L’Observatoire de la laïcité a été créé en 2007 pour assister le gouvernement dans son action visant au respect du principe de laïcité. Ses compétences s’étendent aussi à la formation de la laïcité dans le secteur public et à la gestion des faits religieux dans le secteur privé. Cet organisme gouvernemental propose les principes de la laïcité avant de la définir.« La laïcité repose sur trois principes et valeurs : la liberté de conscience et celle de manifester ses convictions dans les limites du respect de l’ordre public, la séparation des institutions publiques et des organisations religieuses, et l’égalité de tous devant la loi quelles que soient leurs croyances ou leurs convictions. »[1] Toujours selon ce discours, la laïcité garantit la liberté des expressions des convictions des croyants et des non-croyants, le libre exercice des cultes et la liberté des personnes à l’égard des religions ainsi que l’égalité des citoyens face à l’administration et au service public quelles que soient leurs convictions et leurs croyances. Enfin, elle suppose la séparation de l’État et des organisations religieuses, dont l’Église, et par conséquent de la neutralité de l’État, des administrations, des collectivités territoriales et des services publics en matière de religion. 

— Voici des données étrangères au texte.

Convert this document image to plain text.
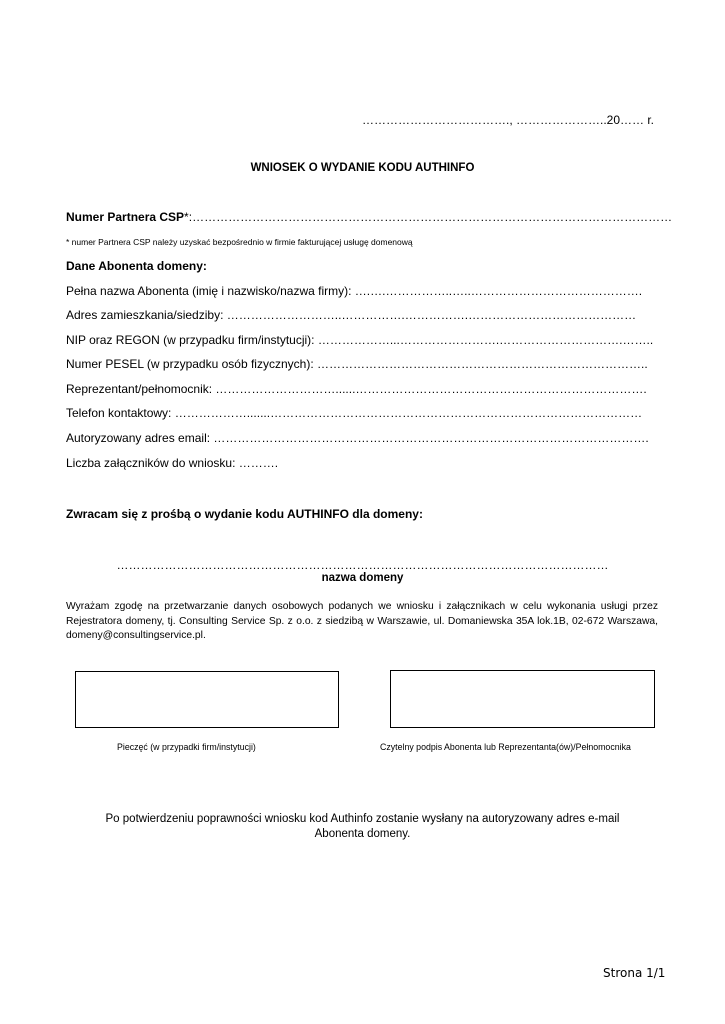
………………………………., …………………..20…… r.
WNIOSEK O WYDANIE KODU AUTHINFO
Numer Partnera CSP*:…………………………………………………………………………………………………………
* numer Partnera CSP należy uzyskać bezpośrednio w firmie fakturującej usługę domenową
Dane Abonenta domeny:
Pełna nazwa Abonenta (imię i nazwisko/nazwa firmy): ….….……………..…..…………………………………….
Adres zamieszkania/siedziby: ………………………..…………….…………….……………………………………
NIP oraz REGON (w przypadku firm/instytucji): ………………...…………………….………………………….……..
Numer PESEL (w przypadku osób fizycznych): ………………………………………………………………………..
Reprezentant/pełnomocnik: …………………………......……………………………………………………………….
Telefon kontaktowy: ……………….......…………………………………………………………………………………
Autoryzowany adres email: ……………………………………………………………………………………………….
Liczba załączników do wniosku: ……….
Zwracam się z prośbą o wydanie kodu AUTHINFO dla domeny:
……………………………………………………………………………………………………………
nazwa domeny
Wyrażam zgodę na przetwarzanie danych osobowych podanych we wniosku i załącznikach w celu wykonania usługi przez Rejestratora domeny, tj. Consulting Service Sp. z o.o. z siedzibą w Warszawie, ul. Domaniewska 35A lok.1B, 02-672 Warszawa, domeny@consultingservice.pl.
Pieczęć (w przypadki firm/instytucji)	Czytelny podpis Abonenta lub Reprezentanta(ów)/Pełnomocnika
Po potwierdzeniu poprawności wniosku kod Authinfo zostanie wysłany na autoryzowany adres e-mail
Abonenta domeny.
Strona 1/1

La laïcité se repose donc sur 
- la liberté de conscience;
- la liberté de culte ;
- la neutralité de l’Église en matière religieuse ;
- la séparation des Églises et de l’État ;
- l’égalité religieuse

Plus concrètement, cela signifie que l’État ne reconnaît ni ne salarie aucun culte et qu’il n’intervient pas dans le fonctionnement des organisations religieuses. Finalement, qu’est-ce que la laïcité ? « La laïcité n'est pas une opinion parmi d'autres mais la liberté d'en avoir une. Elle n'est pas une conviction mais le principe qui les autorise toutes, sous réserve du respect de l’ordre public. »[2]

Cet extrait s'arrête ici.